Tuesday, February 23, 2010

Good enough?



One of my favorite verses in the Bible is Matthew 9:12-13. It reads:

"When Jesus Heard this, he said, 'Healthy people don't need a doctor- sick people do.' Then he added, 'Now go and learn the meaning of this scripture: 'I want you to show mercy, not offer sacrifices.' For I have come to call not those who think they are righteous, but those who know they are sinners." Matt 9:12-13

In my life, I have been surrounded with so many wonderful people who just feel like they are not good enough to attend church or pick up a Bible. My heart desires to convince these people that Jesus does not expect perfection from us. That was the law before Christ died on the Cross for us, but because of Christ's death, we have the freedom to serve Jesus despite our sin.

I remember before I began my relationship with Christ about 6 years ago, I struggled with guilt from my past. Silly that things from my past held me back from a relationship with my Savior, who just wanted me, sin and all, to come to him how I was. I thought I had to 'fix' myself and clean up my messy life before I could be in a relationship with Jesus.

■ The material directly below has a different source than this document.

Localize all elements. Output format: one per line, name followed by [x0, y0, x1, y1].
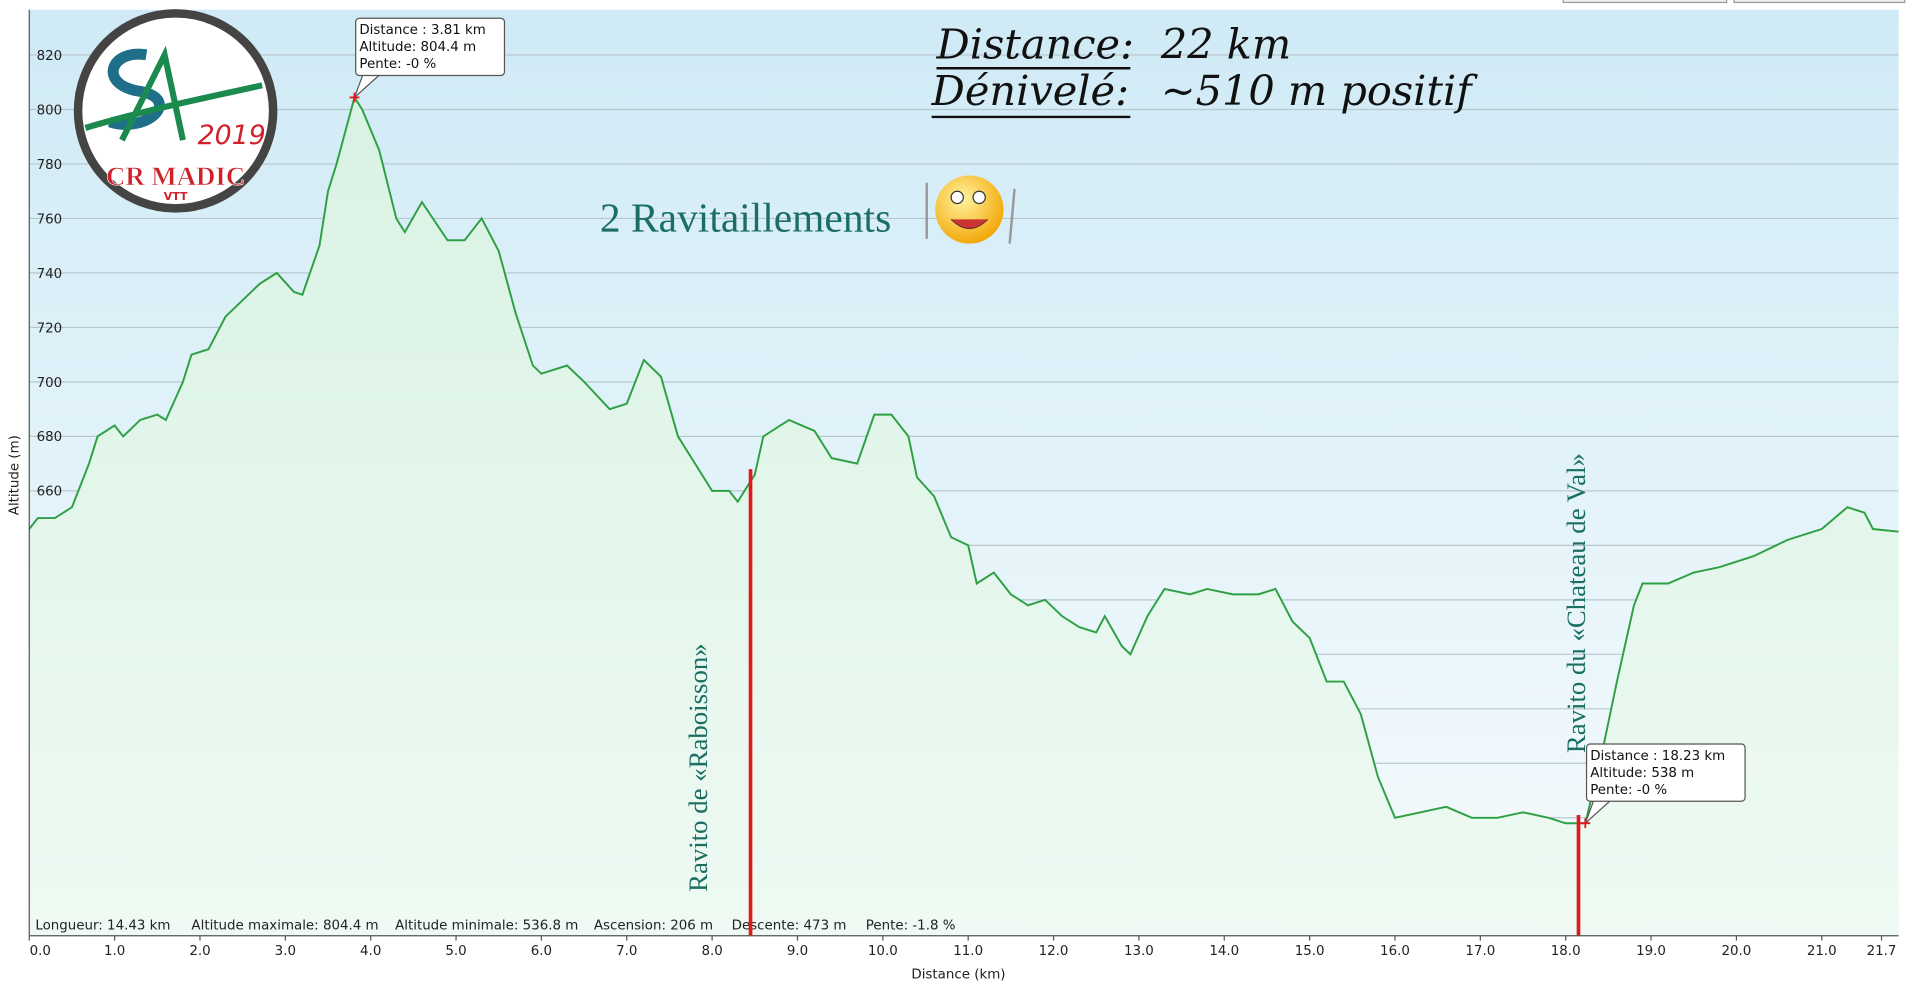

I am so thankful that Jesus grabbed hold of my confused heart and told me to come how I was. It is up to Him to fix me. When a dear friend of mine passed away during this time in my life, I was quickly reminded of how fragile and short life is. I desired to be in relationship with Jesus, not because I was scared to die, but because I wanted to live the rest of my life with a purpose. I only have a short time on this Earth, and I want to spend that time introducing people I love to Jesus. I want us to spend eternity in Heaven together.

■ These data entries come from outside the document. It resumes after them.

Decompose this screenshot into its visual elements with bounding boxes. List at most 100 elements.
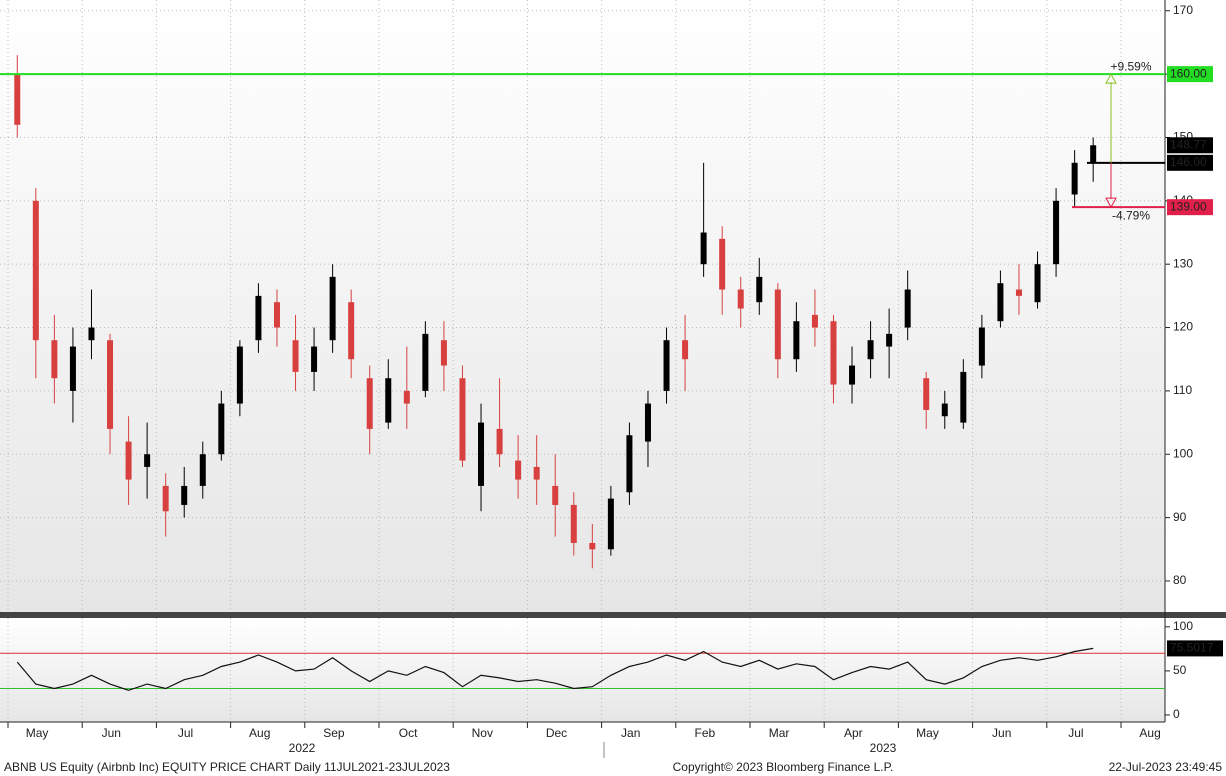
candle-body — [515, 460, 522, 480]
x-tick-label: Sep — [323, 726, 345, 740]
x-tick-label: Jun — [992, 726, 1011, 740]
candle-body — [1071, 162, 1078, 195]
candle-body — [997, 283, 1004, 322]
candle-body — [218, 403, 225, 455]
x-tick-label: Jan — [621, 726, 640, 740]
candle-body — [32, 200, 39, 341]
rsi-tick-label: 50 — [1173, 663, 1187, 677]
candle-body — [570, 504, 577, 543]
rsi-last-tag — [1167, 640, 1223, 657]
x-tick-label: Nov — [472, 726, 493, 740]
level-label: 139.00 — [1170, 199, 1207, 213]
x-tick-label: Feb — [695, 726, 716, 740]
candle-body — [978, 327, 985, 366]
candle-body — [533, 466, 540, 480]
candle-body — [793, 321, 800, 360]
x-tick-label: Aug — [1139, 726, 1160, 740]
candle-body — [51, 340, 58, 379]
candle-body — [589, 542, 596, 550]
y-tick-label: 170 — [1173, 3, 1193, 17]
candle-body — [830, 321, 837, 385]
candle-body — [886, 333, 893, 347]
footer-right: 22-Jul-2023 23:49:45 — [1109, 760, 1223, 774]
candle-body — [478, 422, 485, 486]
candle-body — [348, 302, 355, 360]
price-panel — [0, 0, 1165, 612]
candle-body — [199, 454, 206, 486]
level-label: 146.00 — [1170, 155, 1207, 169]
candle-body — [811, 314, 818, 328]
panel-separator — [0, 612, 1226, 618]
change-arrowhead — [1105, 73, 1117, 84]
candle-body — [496, 428, 503, 455]
candle-body — [941, 403, 948, 417]
x-tick-label: May — [26, 726, 49, 740]
candle-body — [440, 340, 447, 366]
rsi-last-label: 75.5017 — [1170, 641, 1214, 655]
x-tick-label: May — [916, 726, 939, 740]
x-tick-label: Dec — [546, 726, 567, 740]
last-price-label: 148.77 — [1170, 137, 1207, 151]
candle-body — [867, 340, 874, 360]
candle-body — [14, 74, 21, 125]
candle-body — [700, 232, 707, 265]
level-tag — [1167, 199, 1213, 216]
candle-body — [88, 327, 95, 341]
candle-body — [125, 441, 132, 480]
candle-body — [181, 485, 188, 505]
candle-body — [1090, 145, 1097, 163]
rsi-line — [16, 647, 1094, 691]
candle-body — [1034, 264, 1041, 303]
candle-body — [663, 340, 670, 391]
candle-body — [1053, 200, 1060, 265]
candle-body — [422, 333, 429, 391]
candle-body — [552, 485, 559, 505]
x-tick-label: Jul — [1068, 726, 1083, 740]
x-tick-label: Apr — [844, 726, 863, 740]
year-label: 2022 — [289, 741, 316, 755]
candle-body — [737, 289, 744, 309]
footer-center: Copyright© 2023 Bloomberg Finance L.P. — [673, 760, 894, 774]
candle-body — [69, 346, 76, 391]
y-tick-label: 110 — [1173, 383, 1192, 397]
rsi-tick-label: 100 — [1173, 619, 1193, 633]
change-label: -4.79% — [1112, 208, 1150, 222]
change-label: +9.59% — [1110, 59, 1151, 73]
y-tick-label: 100 — [1173, 446, 1193, 460]
candle-body — [719, 238, 726, 290]
rsi-panel — [0, 618, 1165, 722]
x-tick-label: Oct — [399, 726, 418, 740]
y-tick-label: 90 — [1173, 510, 1187, 524]
candle-body — [329, 276, 336, 341]
candle-body — [403, 390, 410, 404]
change-arrowhead — [1105, 197, 1117, 209]
year-label: 2023 — [870, 741, 897, 755]
x-tick-label: Jul — [178, 726, 193, 740]
x-tick-label: Aug — [249, 726, 270, 740]
footer-left: ABNB US Equity (Airbnb Inc) EQUITY PRICE… — [4, 760, 450, 774]
candle-body — [255, 295, 262, 341]
candle-body — [162, 485, 169, 512]
last-price-tag — [1167, 137, 1213, 154]
rsi-tick-label: 0 — [1173, 707, 1180, 721]
level-label: 160.00 — [1170, 66, 1207, 80]
candle-body — [682, 340, 689, 360]
candle-body — [774, 289, 781, 360]
y-tick-label: 80 — [1173, 573, 1187, 587]
candle-body — [292, 340, 299, 372]
candle-body — [144, 454, 151, 467]
candle-body — [459, 378, 466, 461]
x-tick-label: Mar — [769, 726, 790, 740]
candle-body — [960, 371, 967, 423]
candle-body — [904, 289, 911, 328]
candle-body — [626, 435, 633, 493]
candle-body — [849, 365, 856, 385]
candle-body — [385, 378, 392, 423]
candle-body — [644, 403, 651, 442]
candle-body — [366, 378, 373, 429]
level-tag — [1167, 66, 1213, 83]
level-tag — [1167, 154, 1213, 171]
x-tick-label: Jun — [102, 726, 121, 740]
candle-body — [756, 276, 763, 303]
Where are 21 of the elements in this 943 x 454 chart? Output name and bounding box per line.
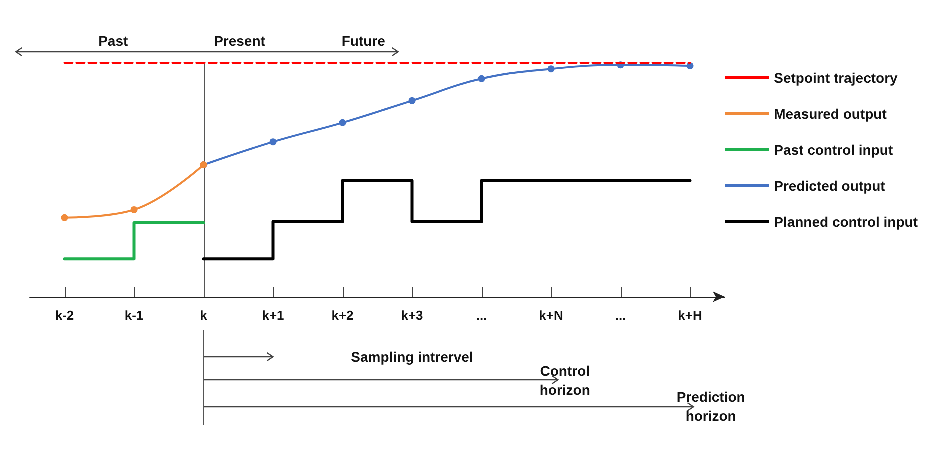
- text: Future: [340, 32, 386, 51]
- x-tick-label: k-2: [55, 308, 74, 323]
- x-tick-label: ...: [476, 308, 488, 323]
- x-tick-label: k+1: [262, 308, 284, 323]
- x-tick-label: k+3: [401, 308, 424, 323]
- text: Sampling intrervel: [350, 348, 474, 367]
- text: Prediction horizon: [676, 388, 746, 426]
- x-tick-label: k-1: [124, 308, 144, 323]
- legend-label: Setpoint trajectory: [774, 70, 898, 86]
- legend-label: Past control input: [774, 142, 894, 158]
- legend-label: Predicted output: [774, 178, 886, 194]
- ref-line-label: Present: [214, 33, 266, 49]
- text: Control horizon: [538, 362, 592, 400]
- legend-label: Planned control input: [774, 214, 918, 230]
- text: Past: [98, 32, 130, 51]
- legend-label: Measured output: [774, 106, 888, 122]
- x-tick-label: k+2: [332, 308, 354, 323]
- x-tick-label: k+H: [678, 308, 702, 323]
- x-tick-label: ...: [615, 308, 626, 323]
- x-tick-label: k+N: [539, 308, 564, 323]
- x-tick-label: k: [200, 308, 208, 323]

So my friend, if you are reading this and you have been holding Jesus at arms length because you are ashamed of a life you have lived so far, I am here to tell you to stop trying to fix yourself. Jesus did not come to save perfect people, but people like you and I who struggle with different forms of sin on a daily basis.

Don't waist anymore time wishing that you could be good enough for Jesus. He desires to change your heart and use you for a much bigger purpose than you or I realize. Let today be the day.